Spoofability verdict for slack.com
No - slack.com is not practically spoofable.
See the math
Slack has built an unusually robust authentication posture: DMARC reject enforcement at 100% rules out email impersonation at the edge, and SPF's hard-fail mechanism backs it up with zero ambiguity.
- DMARC policy=reject (100%): DMARC reject at full percentage is the gold standard. Any mail claiming to come from slack.com that fails DMARC checks is outright rejected by compliant receivers, not soft-failed or delivered. This is the single most important line of defense.

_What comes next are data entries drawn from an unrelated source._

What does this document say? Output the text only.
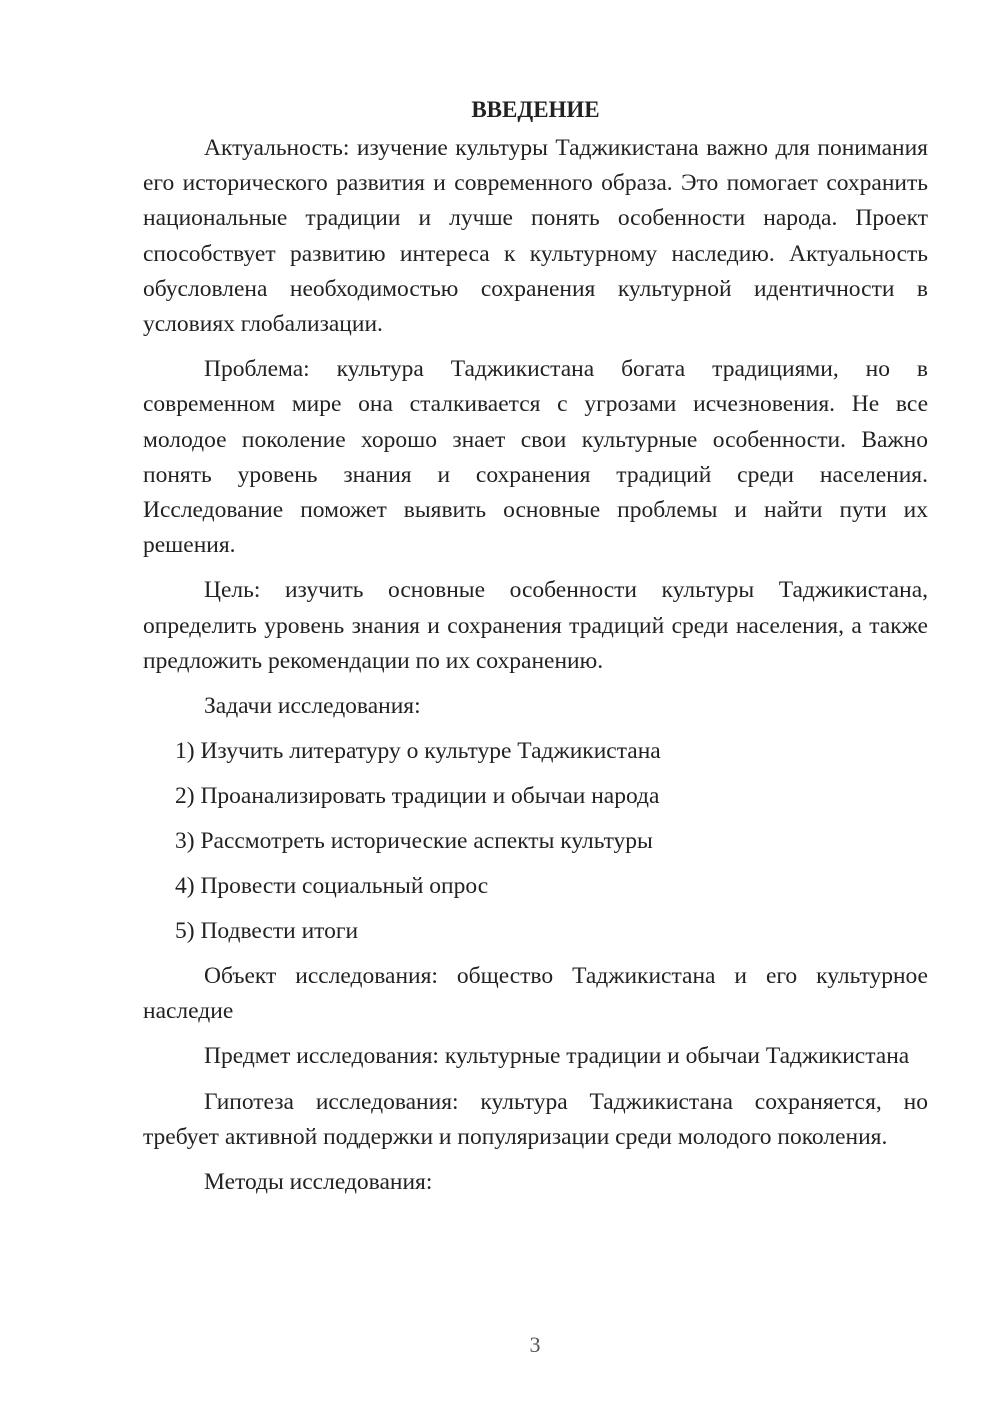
ВВЕДЕНИЕ

Актуальность: изучение культуры Таджикистана важно для понимания его исторического развития и современного образа. Это помогает сохранить национальные традиции и лучше понять особенности народа. Проект способствует развитию интереса к культурному наследию. Актуальность обусловлена необходимостью сохранения культурной идентичности в условиях глобализации.

Проблема: культура Таджикистана богата традициями, но в современном мире она сталкивается с угрозами исчезновения. Не все молодое поколение хорошо знает свои культурные особенности. Важно понять уровень знания и сохранения традиций среди населения. Исследование поможет выявить основные проблемы и найти пути их решения.

Цель: изучить основные особенности культуры Таджикистана, определить уровень знания и сохранения традиций среди населения, а также предложить рекомендации по их сохранению.

Задачи исследования:
1) Изучить литературу о культуре Таджикистана
2) Проанализировать традиции и обычаи народа
3) Рассмотреть исторические аспекты культуры
4) Провести социальный опрос
5) Подвести итоги

Объект исследования: общество Таджикистана и его культурное наследие

Предмет исследования: культурные традиции и обычаи Таджикистана

Гипотеза исследования: культура Таджикистана сохраняется, но требует активной поддержки и популяризации среди молодого поколения.

Методы исследования:
3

- SPF hardfail (-all): SPF uses explicit -all (hardfail), meaning any IP not explicitly listed in the include chain (Qualtrics, Zendesk, _spfextra.slack.com) is rejected. This eliminates the ambiguity that makes spoofing easier at other organizations.
- DKIM: no selectors found: Zero DKIM selectors were discoverable via probing (tested 22 common patterns). This could mean Slack doesn't use DKIM at all, or selectors aren't following standard naming. It's a gap, but DMARC reject makes DKIM redundant for defense.

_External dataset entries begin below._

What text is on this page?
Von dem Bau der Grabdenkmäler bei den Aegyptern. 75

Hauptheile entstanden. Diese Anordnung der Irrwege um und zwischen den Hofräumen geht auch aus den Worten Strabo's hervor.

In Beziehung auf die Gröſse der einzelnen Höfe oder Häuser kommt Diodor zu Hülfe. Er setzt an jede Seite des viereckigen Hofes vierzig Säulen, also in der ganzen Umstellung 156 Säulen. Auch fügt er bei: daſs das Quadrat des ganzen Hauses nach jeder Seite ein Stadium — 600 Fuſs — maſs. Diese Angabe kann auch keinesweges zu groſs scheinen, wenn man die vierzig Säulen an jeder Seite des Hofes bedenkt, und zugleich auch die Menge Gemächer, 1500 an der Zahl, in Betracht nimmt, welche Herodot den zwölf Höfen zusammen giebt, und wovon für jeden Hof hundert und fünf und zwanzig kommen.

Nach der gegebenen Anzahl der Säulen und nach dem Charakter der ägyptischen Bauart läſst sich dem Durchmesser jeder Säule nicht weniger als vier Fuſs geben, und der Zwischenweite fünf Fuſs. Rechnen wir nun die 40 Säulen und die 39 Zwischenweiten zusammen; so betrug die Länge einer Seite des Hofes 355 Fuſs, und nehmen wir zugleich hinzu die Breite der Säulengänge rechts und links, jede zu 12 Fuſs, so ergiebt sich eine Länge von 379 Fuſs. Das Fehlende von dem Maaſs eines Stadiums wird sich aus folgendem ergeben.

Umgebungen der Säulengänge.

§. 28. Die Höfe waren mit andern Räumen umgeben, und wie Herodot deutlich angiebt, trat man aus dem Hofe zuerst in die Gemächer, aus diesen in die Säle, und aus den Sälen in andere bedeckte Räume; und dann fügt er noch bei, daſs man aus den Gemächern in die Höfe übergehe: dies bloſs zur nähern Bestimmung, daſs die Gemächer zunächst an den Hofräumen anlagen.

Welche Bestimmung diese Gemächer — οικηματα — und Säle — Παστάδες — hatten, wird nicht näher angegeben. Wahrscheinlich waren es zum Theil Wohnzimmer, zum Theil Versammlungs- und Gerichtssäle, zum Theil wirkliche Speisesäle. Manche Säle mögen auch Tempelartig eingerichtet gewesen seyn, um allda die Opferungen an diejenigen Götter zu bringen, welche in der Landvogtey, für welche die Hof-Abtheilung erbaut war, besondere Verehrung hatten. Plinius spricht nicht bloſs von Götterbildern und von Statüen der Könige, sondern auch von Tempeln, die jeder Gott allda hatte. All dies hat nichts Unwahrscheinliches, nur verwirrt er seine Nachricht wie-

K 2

- MTA-STS: mode=none: MTA-STS (which secures mail transport between servers) is not deployed. Relevant mainly for stopping in-transit interception between mail servers, not email spoofing. Not a priority given DMARC's strength.

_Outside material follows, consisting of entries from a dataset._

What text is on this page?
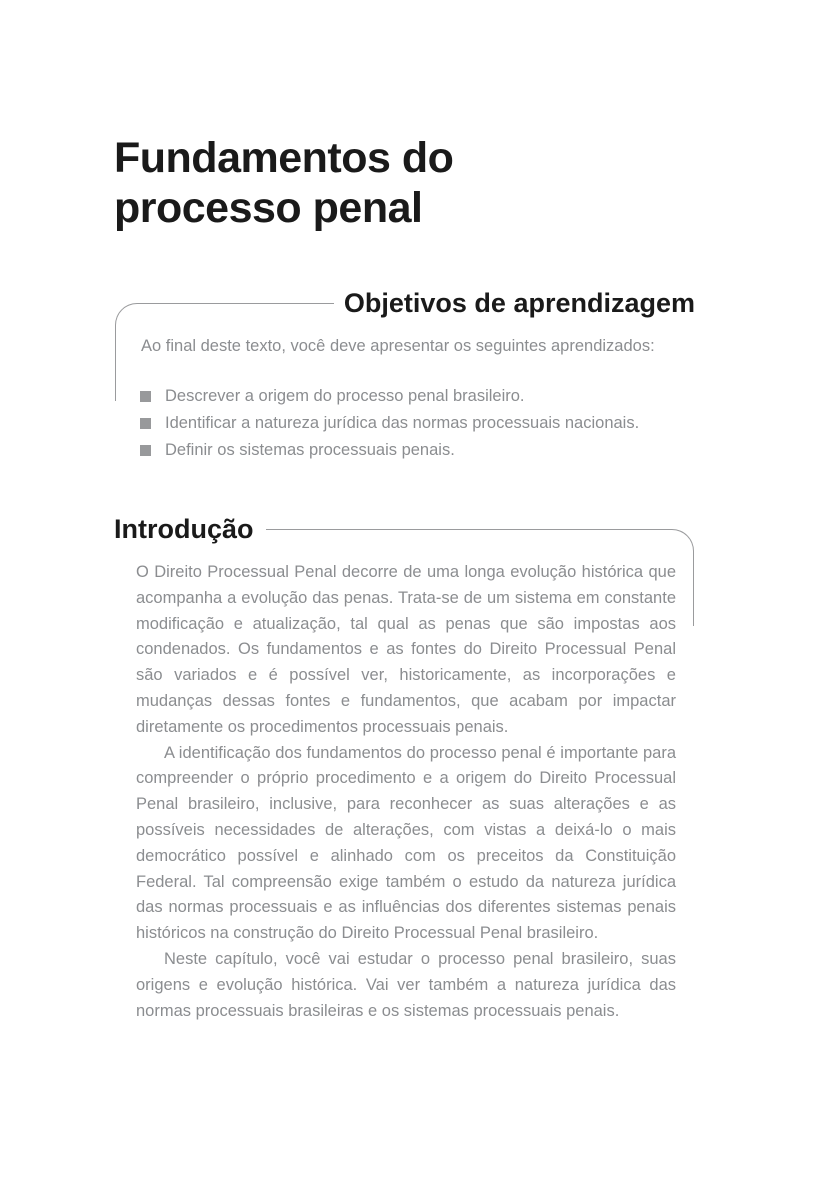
Fundamentos do
processo penal
Objetivos de aprendizagem

Ao final deste texto, você deve apresentar os seguintes aprendizados:

Descrever a origem do processo penal brasileiro.
Identificar a natureza jurídica das normas processuais nacionais.
Definir os sistemas processuais penais.
Introdução

O Direito Processual Penal decorre de uma longa evolução histórica que acompanha a evolução das penas. Trata-se de um sistema em constante modificação e atualização, tal qual as penas que são impostas aos condenados. Os fundamentos e as fontes do Direito Processual Penal são variados e é possível ver, historicamente, as incorporações e mudanças dessas fontes e fundamentos, que acabam por impactar diretamente os procedimentos processuais penais.

A identificação dos fundamentos do processo penal é importante para compreender o próprio procedimento e a origem do Direito Processual Penal brasileiro, inclusive, para reconhecer as suas alterações e as possíveis necessidades de alterações, com vistas a deixá-lo o mais democrático possível e alinhado com os preceitos da Constituição Federal. Tal compreensão exige também o estudo da natureza jurídica das normas processuais e as influências dos diferentes sistemas penais históricos na construção do Direito Processual Penal brasileiro.

Neste capítulo, você vai estudar o processo penal brasileiro, suas origens e evolução histórica. Vai ver também a natureza jurídica das normas processuais brasileiras e os sistemas processuais penais.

What this means practically
An attacker cannot practically spoof mail from slack.com. DMARC reject is enforced at 100%, meaning Gmail, Microsoft 365, and other major providers will reject any message failing authentication checks—not defer it, not spam-folder it, reject it outright. The SPF hardfail prevents even accidental open-relay exploitation. An attacker would need to compromise Slack's own infrastructure or one of the explicitly authorized senders (Qualtrics, Zendesk, _spfextra.slack.com) to succeed.
Bottom line: Slack's DMARC reject policy is fortress-grade; spoofing slack.com addresses is not a viable attack path.
What we measured
Enforced
DMARC policy
p=reject
DMARC at p=reject (pct=100). Spoofed mail is rejected at SMTP.
Enforced
SPF posture
-all (hardfail)
SPF ends in -all (hardfail). Receivers reject mail from IPs not in the policy.
v=spf1 include:_spf.qualtrics.com include:mail.zendesk.com include:_spfextra.slack.com -all
Open
DKIM presence
no key found at common selectors
No DKIM key found at any of the 22 common selectors. (Your domain may publish a DKIM key at a less-common selector - this is a heuristic, not exhaustive.)
Open
MTA-STS (transport)
mode=none
MTA-STS in mode=none (effectively disabled).
How to make it un-spoofable
- Confirm DKIM is configured. We didn't find a key at the common selectors; if you do publish DKIM, the selector you use isn't in our probe list - that's fine, but worth verifying with your mail provider.
- Publish an MTA-STS policy in enforce mode + a TLS-RPT reporting endpoint.